Fill a plastic bucket or basin with 1 gallon of lukewarm water. Add 1/2 cup oxygen bleach powder to the water. Stir the water with your hand or a large spoon to help dissolve and incorporate the oxygen bleach powder. Unlike traditional chlorine bleach, which can damage or degrade polyester, oxygen bleach is sodium percarbonate, which activates when combined with water to help lift the stains without causing any damage.
Submerge the polyester pants into the oxygen bleach mixture. Allow the polyester pants to soak in the oxygen bleach mixture for at least 30 minutes. If the yellowing or discoloration is severe, allow the pants to soak for 1 or 2 hours or longer.
Remove the polyester pants from the oxygen bleach powder solution and wring out any excess water.

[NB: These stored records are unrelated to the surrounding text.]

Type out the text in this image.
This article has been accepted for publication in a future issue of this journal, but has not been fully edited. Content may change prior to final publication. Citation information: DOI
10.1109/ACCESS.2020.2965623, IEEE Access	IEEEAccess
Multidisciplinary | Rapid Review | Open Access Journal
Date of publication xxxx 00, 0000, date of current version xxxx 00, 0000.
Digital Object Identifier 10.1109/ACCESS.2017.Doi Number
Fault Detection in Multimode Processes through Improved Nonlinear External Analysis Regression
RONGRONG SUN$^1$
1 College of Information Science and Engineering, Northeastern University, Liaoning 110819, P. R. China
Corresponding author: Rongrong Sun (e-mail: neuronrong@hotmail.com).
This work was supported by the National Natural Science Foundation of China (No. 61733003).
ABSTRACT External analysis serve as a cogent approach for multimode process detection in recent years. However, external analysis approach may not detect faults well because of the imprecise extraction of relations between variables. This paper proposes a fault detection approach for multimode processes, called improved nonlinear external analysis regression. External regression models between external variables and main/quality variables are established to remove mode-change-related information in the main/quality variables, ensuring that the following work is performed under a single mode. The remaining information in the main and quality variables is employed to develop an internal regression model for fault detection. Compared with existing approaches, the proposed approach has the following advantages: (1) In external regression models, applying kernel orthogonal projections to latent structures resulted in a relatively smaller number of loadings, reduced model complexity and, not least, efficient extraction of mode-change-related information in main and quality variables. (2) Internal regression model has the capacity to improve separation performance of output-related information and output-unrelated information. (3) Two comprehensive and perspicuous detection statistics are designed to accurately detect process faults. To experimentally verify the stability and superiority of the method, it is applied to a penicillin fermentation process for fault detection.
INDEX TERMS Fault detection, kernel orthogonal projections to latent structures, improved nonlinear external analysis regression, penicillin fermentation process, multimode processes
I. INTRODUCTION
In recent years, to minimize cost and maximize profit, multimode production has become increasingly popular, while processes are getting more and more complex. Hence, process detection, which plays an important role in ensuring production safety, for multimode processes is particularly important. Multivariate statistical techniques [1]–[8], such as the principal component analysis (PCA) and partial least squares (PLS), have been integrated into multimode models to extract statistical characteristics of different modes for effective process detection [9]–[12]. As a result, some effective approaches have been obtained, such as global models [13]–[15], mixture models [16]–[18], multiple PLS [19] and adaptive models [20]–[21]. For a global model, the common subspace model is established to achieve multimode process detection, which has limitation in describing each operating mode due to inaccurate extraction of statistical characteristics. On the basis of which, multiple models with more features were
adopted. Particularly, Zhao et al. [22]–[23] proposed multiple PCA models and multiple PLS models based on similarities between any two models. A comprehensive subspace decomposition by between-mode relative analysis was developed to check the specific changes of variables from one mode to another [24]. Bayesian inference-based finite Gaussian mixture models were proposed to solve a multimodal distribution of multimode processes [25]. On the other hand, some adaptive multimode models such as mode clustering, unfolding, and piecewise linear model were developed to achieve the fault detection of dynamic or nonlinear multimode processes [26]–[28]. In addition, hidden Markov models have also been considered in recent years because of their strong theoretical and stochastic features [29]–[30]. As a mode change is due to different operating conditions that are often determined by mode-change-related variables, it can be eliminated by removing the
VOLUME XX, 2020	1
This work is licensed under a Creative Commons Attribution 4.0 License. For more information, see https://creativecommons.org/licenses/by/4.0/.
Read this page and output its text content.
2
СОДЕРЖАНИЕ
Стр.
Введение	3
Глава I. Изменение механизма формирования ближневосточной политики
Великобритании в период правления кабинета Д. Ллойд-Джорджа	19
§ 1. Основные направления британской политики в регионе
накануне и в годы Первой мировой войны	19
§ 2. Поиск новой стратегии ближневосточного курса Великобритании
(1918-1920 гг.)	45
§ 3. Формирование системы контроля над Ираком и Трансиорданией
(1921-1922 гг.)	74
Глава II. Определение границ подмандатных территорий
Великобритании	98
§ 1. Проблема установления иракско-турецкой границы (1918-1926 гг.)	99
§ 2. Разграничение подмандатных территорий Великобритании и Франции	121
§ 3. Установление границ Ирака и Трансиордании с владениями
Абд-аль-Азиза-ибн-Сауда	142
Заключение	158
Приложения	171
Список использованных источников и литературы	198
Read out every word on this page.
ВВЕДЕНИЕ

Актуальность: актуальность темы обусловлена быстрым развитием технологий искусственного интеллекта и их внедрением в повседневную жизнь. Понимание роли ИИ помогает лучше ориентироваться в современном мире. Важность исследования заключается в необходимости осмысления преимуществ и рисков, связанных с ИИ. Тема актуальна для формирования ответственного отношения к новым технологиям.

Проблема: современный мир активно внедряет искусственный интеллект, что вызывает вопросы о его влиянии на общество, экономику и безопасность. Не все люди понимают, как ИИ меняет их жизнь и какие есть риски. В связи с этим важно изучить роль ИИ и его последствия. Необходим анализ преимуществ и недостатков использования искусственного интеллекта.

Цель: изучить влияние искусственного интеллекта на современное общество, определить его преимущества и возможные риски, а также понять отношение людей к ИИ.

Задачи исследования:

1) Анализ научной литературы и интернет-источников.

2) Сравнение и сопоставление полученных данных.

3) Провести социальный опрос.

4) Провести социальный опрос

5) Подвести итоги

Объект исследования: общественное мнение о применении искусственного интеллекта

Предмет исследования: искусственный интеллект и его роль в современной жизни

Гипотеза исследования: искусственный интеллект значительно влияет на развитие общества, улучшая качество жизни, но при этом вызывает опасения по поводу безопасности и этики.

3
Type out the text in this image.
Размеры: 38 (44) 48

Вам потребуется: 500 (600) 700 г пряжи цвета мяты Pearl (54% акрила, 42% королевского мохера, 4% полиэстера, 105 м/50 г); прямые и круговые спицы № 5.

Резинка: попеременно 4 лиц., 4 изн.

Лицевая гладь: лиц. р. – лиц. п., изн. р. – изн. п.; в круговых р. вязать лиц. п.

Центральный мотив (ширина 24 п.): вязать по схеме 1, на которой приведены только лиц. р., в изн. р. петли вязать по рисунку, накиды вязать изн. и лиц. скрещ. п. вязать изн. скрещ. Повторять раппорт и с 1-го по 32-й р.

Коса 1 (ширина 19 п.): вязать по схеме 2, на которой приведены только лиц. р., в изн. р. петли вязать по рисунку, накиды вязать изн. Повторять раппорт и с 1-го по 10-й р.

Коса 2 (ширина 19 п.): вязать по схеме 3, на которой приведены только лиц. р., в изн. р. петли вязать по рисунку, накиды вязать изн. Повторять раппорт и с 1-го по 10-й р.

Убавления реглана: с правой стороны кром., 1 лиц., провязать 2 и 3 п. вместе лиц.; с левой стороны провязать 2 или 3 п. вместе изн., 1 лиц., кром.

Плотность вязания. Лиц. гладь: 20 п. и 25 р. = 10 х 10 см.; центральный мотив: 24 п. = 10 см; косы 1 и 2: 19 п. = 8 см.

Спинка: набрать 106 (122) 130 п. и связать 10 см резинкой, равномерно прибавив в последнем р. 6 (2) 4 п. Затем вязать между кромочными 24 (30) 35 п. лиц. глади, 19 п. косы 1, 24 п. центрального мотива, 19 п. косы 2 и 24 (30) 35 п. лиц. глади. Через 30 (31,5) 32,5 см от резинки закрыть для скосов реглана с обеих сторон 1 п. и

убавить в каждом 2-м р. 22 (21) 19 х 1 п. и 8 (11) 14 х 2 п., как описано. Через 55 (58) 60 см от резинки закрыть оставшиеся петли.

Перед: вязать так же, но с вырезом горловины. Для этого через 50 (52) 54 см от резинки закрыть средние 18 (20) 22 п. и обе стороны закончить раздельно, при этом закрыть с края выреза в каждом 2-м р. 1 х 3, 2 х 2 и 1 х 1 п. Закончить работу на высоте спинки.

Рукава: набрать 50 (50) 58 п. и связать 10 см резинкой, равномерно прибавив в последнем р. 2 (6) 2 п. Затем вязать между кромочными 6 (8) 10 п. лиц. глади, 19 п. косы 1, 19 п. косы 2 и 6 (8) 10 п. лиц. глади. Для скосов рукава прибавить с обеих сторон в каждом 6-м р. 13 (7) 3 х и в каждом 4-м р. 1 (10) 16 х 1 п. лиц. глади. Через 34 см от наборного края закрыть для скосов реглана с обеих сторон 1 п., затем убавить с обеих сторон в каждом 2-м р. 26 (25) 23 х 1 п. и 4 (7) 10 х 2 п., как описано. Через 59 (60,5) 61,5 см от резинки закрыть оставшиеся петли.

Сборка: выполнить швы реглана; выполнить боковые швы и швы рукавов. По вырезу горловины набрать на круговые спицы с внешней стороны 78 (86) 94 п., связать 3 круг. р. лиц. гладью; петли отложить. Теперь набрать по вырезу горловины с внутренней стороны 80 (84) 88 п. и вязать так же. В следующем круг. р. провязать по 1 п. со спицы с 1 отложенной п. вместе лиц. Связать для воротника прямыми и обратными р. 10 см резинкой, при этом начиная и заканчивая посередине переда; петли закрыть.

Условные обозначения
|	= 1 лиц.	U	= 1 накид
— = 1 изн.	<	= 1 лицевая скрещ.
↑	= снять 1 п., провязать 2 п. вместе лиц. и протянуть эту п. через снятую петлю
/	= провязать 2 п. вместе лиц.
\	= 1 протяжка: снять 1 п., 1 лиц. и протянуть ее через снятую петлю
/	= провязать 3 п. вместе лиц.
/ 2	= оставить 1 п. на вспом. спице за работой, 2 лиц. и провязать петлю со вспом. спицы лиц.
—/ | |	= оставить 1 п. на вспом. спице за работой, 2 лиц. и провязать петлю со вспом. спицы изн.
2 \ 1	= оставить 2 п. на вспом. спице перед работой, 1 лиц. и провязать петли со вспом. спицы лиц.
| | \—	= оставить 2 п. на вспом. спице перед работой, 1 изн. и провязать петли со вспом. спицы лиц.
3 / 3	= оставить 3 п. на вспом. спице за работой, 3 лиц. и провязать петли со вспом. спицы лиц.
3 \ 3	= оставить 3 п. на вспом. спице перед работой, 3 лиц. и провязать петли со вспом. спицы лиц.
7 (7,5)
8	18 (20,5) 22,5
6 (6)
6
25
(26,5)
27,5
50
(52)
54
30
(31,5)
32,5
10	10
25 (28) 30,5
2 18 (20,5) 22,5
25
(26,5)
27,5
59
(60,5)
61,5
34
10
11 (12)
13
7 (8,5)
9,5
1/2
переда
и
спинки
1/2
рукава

Load the polyester pants into the washing machine alone, or with other white polyester garments. Add liquid laundry soap according to the package's label and 1/2 cup oxygen bleach powder to the washer before turning the unit on. Launder the clothing on the hottest setting recommended on the polyester pant's label.
Allow the washing machine to run through all its cycles before removing the polyester pants. If you're satisfied with the results, dry the pants according to the label's directions. If not, run the pants through a second washing machine cycle on the hottest water possible, liquid laundry soap and 1/2 cup oxygen bleach powder.
Avoid using traditional chlorine bleach to whiten your polyester. Even if the label permits the use of this product, the continued use of chlorine bleach will weaken your clothing, causing unwanted damage and tears.
If the polyester pants are labeled “dry clean only,” don't attempt to whiten or launder them at home; instead take them to a professional for cleaning.